24.04.2018 15:35
Quelle: schweizerbauer.ch - blu
Tiertransport
Rinder 20 Stunden in Transporter
Viehtransporte dürfen in der Schweiz nicht länger als 8 Stunden dauern. Ein Walliser Transporteur liess Rinder 20 Stunden eingesperrt, berichtet der TV-Sender SRF. Der Kanton Graubünden bietet als Lösung einen «Pausenstall» an. -> mit TV-Bericht

Die überwiegende Mehrheit der Transporteure hält sich an den Regeln. Diese besagt, dass ein Nutztier ausgeladen werden muss, wenn der Transport länger als 8 Stunden dauert. Zudem müssen die Tiere gefüttert und getränkt werden.

Aufwändige Sammeltransporte

In Randregionen kommt es wegen der aufwändigen Sammeltransporten zuweilen zu leichten Überschreitungen, schreibt SRF in einem Onlinebericht. Die Transporteure fahren mehrere Viehhalter an, bis das Fahrzeug voll ist. Anschliessend kommt noch die Fahrt bis in die Schlachthöfe im Mittelland hinzu.

Das Westschweizer Fernsehen hat einen schwerwiegenden Fall aufgedeckt. Auf Basis von Aufnahmen der Tierschutzorganisation MART hat das Veterinäramt des Kanton Wallis eine Strafanzeige eingereicht.

STS: 250 Transport-Kontrollen pro Jahr

Der Unternehmer liess die Tiere im Februar über Nacht im Camion, und dies offenbar mehrmals. Insgesamt waren sie während 20 Stunden eingesperrt - ohne Wasser und Futter. Gegenüber dem Westschweizer Fernsehen nimmt Transporteur André Schwitzguebel Stellung zum Vorfall: «Das ist wegen der langen Distanzen, da kann man nicht schneller sein.» Er sei in der Zwickmühle zwischen den Öffnungszeiten der Schlachthöfe und der Geografie des Wallis. «Das ist nicht einfach», so der Unternehmer zur TV-Station.

Dem stimmt auch Anne-Kathrin Witschi vom Kontrolldienst des Schweizer Tierschutzes zu. Viele Transporteure würden aber das Problem lösen, indem sie die Tiere einstallen und so die Zeiten einhalten. Das Einhalten der Transportzeiten beruht auf dem System Vertrauen.
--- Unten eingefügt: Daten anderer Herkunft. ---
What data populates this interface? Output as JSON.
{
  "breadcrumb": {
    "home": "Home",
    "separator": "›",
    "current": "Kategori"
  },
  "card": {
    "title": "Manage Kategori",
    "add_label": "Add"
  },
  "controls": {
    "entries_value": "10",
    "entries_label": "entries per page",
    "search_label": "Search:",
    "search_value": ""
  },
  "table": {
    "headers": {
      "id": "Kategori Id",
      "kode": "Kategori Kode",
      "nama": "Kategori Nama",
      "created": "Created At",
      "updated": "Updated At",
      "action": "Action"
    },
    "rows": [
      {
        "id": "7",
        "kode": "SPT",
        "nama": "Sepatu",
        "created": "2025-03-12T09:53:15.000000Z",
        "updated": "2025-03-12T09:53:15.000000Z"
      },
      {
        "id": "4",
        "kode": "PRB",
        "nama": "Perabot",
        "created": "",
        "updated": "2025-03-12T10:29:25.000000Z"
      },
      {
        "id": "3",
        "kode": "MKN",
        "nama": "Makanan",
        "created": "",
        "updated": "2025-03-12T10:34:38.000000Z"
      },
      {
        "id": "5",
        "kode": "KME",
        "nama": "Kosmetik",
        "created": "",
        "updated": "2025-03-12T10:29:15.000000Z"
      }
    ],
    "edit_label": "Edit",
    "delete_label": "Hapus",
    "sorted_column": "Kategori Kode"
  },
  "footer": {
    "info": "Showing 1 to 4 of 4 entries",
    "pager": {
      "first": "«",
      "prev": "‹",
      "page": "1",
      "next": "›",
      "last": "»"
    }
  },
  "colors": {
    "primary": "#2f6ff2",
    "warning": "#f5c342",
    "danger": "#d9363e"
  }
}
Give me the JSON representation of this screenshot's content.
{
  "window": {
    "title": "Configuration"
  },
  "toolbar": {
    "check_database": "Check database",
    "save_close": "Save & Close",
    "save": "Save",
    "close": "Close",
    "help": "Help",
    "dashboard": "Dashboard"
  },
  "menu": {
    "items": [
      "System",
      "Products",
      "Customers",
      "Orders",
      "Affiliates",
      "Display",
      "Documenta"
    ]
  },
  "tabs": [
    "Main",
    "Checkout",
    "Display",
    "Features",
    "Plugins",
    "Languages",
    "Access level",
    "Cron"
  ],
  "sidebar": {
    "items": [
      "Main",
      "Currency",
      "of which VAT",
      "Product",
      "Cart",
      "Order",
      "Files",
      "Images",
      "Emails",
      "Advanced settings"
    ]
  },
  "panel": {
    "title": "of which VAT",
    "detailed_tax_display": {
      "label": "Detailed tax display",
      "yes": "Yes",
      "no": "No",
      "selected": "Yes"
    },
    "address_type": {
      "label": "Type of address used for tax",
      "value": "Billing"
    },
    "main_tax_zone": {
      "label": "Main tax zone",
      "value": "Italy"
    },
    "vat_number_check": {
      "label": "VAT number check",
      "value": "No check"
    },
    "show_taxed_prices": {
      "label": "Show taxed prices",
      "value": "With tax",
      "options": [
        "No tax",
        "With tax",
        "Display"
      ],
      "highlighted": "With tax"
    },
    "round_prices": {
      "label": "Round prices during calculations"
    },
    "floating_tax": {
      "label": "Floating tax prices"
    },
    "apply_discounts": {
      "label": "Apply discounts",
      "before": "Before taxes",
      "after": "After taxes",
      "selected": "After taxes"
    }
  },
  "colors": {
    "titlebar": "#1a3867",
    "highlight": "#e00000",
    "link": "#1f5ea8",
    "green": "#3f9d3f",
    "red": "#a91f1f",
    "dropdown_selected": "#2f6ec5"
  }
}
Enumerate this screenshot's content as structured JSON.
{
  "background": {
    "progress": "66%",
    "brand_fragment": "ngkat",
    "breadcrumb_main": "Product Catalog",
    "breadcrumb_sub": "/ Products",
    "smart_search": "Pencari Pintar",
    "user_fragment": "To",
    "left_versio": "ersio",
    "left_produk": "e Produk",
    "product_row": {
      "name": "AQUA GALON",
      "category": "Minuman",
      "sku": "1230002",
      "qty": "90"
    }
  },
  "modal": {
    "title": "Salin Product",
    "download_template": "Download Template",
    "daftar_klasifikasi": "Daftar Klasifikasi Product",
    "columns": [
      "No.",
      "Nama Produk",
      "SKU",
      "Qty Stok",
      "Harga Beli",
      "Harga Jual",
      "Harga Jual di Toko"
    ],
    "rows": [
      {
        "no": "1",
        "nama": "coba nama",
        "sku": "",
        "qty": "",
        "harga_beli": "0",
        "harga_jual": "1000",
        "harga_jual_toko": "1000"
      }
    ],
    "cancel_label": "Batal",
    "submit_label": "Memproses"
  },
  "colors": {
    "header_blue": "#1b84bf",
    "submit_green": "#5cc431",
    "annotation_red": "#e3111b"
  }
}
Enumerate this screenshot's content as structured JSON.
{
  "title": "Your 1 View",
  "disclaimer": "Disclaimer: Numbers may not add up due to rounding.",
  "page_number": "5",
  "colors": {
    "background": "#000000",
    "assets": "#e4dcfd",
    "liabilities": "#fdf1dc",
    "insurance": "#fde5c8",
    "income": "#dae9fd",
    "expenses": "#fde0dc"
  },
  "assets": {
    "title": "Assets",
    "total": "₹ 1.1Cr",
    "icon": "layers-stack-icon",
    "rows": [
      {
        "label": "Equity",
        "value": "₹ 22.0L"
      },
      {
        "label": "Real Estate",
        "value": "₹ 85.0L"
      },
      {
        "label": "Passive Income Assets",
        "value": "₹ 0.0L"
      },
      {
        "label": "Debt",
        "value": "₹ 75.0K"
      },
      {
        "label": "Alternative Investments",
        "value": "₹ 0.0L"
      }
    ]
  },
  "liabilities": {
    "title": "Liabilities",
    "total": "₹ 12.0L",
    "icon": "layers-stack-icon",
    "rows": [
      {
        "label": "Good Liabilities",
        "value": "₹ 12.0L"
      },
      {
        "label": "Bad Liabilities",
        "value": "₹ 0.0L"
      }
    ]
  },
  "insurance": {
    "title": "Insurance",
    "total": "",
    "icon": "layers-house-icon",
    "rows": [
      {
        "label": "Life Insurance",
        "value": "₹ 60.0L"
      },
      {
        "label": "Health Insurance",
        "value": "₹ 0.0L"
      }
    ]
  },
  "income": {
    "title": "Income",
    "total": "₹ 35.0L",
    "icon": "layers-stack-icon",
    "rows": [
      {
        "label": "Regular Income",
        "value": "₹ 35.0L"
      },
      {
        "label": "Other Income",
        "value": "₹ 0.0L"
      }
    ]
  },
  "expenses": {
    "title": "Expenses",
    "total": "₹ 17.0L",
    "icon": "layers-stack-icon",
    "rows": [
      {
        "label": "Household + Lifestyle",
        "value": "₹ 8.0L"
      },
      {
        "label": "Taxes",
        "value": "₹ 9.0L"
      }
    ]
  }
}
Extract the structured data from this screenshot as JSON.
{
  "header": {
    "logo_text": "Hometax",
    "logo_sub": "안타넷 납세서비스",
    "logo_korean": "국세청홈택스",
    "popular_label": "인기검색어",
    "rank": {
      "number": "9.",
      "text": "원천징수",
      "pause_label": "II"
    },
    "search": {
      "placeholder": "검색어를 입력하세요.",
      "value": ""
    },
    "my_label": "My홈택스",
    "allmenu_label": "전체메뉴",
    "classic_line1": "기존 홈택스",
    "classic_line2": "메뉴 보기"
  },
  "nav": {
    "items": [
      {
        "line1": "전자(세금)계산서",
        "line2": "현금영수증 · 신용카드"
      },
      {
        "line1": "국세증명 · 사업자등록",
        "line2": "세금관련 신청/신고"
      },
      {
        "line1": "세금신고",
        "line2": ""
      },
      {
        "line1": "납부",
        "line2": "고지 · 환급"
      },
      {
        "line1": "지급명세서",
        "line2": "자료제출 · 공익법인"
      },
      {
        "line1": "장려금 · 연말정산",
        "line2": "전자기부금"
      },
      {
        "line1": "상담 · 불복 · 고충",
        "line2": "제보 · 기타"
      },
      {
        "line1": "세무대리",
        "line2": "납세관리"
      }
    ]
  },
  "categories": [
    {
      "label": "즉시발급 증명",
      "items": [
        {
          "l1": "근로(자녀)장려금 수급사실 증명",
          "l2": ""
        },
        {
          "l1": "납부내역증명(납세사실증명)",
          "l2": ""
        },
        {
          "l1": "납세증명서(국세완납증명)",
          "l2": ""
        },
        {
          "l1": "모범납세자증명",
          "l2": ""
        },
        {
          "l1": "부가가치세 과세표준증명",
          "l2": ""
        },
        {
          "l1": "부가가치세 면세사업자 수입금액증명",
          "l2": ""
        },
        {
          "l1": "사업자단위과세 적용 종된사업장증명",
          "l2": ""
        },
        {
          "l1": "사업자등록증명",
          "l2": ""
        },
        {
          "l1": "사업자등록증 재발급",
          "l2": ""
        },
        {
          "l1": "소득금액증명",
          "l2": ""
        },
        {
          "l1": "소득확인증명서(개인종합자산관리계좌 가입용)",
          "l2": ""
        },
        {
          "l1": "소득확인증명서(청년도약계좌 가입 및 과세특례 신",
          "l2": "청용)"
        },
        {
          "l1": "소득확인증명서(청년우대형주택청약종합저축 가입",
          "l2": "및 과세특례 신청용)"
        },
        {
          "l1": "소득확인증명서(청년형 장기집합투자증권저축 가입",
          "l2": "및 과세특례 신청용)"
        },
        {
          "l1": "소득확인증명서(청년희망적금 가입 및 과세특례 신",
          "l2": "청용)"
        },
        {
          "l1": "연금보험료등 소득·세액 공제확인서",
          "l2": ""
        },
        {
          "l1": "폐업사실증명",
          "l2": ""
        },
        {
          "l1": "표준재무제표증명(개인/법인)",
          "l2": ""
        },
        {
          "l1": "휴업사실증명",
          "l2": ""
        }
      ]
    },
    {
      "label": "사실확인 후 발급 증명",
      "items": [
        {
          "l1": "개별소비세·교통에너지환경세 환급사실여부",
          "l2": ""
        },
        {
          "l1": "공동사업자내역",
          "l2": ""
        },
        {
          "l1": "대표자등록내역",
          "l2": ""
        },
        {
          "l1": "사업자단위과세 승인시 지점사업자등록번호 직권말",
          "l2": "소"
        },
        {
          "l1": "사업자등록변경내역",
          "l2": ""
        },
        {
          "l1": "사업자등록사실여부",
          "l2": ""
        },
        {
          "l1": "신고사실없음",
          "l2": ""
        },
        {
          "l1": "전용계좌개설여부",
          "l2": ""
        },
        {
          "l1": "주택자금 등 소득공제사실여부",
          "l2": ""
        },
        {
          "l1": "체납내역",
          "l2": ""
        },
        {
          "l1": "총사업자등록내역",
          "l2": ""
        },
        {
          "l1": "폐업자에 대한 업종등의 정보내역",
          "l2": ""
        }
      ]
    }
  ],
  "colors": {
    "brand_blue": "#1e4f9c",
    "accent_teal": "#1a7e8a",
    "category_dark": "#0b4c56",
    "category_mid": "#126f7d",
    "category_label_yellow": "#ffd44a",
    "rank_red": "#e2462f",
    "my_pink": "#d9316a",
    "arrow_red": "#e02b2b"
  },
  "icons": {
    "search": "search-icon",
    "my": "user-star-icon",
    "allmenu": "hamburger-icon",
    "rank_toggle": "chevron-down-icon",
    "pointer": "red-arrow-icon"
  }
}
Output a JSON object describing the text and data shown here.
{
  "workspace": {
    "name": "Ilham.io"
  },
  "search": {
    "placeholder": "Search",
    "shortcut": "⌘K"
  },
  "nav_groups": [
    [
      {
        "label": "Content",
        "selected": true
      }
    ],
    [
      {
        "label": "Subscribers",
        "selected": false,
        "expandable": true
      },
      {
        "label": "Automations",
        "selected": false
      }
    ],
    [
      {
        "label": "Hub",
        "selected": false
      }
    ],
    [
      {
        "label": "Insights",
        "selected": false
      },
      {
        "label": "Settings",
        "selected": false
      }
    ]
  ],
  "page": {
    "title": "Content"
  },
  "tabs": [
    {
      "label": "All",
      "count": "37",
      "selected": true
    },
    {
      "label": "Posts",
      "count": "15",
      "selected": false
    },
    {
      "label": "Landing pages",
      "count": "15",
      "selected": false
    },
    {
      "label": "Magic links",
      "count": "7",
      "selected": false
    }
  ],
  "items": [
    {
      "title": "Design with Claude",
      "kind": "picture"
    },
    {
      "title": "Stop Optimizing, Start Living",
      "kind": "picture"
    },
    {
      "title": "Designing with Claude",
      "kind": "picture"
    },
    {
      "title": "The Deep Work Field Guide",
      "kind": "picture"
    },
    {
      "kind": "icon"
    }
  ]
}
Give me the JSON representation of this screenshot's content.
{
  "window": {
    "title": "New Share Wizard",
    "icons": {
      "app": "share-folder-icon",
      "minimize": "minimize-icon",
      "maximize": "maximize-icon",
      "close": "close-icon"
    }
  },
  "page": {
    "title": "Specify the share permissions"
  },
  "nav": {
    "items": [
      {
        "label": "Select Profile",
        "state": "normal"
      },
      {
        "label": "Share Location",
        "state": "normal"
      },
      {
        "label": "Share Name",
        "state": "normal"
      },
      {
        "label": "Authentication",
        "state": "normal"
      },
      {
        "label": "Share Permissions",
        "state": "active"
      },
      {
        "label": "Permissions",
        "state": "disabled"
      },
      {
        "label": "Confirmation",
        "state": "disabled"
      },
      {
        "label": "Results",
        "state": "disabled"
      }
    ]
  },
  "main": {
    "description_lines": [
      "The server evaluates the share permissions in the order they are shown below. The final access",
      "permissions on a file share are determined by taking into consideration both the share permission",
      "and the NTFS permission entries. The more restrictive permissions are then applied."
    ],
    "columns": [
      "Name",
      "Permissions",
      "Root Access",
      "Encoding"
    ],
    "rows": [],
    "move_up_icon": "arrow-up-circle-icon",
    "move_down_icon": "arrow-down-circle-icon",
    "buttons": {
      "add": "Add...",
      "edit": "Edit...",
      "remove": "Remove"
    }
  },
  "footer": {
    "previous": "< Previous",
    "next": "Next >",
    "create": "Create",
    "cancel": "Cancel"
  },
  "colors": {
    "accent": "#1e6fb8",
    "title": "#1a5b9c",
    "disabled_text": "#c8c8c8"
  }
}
Eine Kontrolle sei daher nicht einfach, so Witschi. 250 Transport-Kontrollen pro Jahr macht der STS im Auftrag von verschiedenen Labels wie Coop Naturafarm oder IP-Suisse.

Keine Schlachthöfe in Bergregionen

Peter Bosshard, Geschäftsführer vom Schweizer Viehhändler-Verband führt noch einen weiteren Grund für die langen Transportzeiten auf. In den Randregionen würden oft die Schlachtkapazitäten fehlen. Dies ist insofern problematisch, weil der Label-Anteil in den Berggebieten hoch ist. Die Abnehmer der Label würden dann bestimmen, wo geschlachtet wird, macht Bosshard deutlich. Und das ist eben bei Bell (Coop) in Oensingen SO, bei der Micarna (Migros) in Estavayer FR oder bei der Ernst Sutter AG (Fenaco) in Bazenheid SG.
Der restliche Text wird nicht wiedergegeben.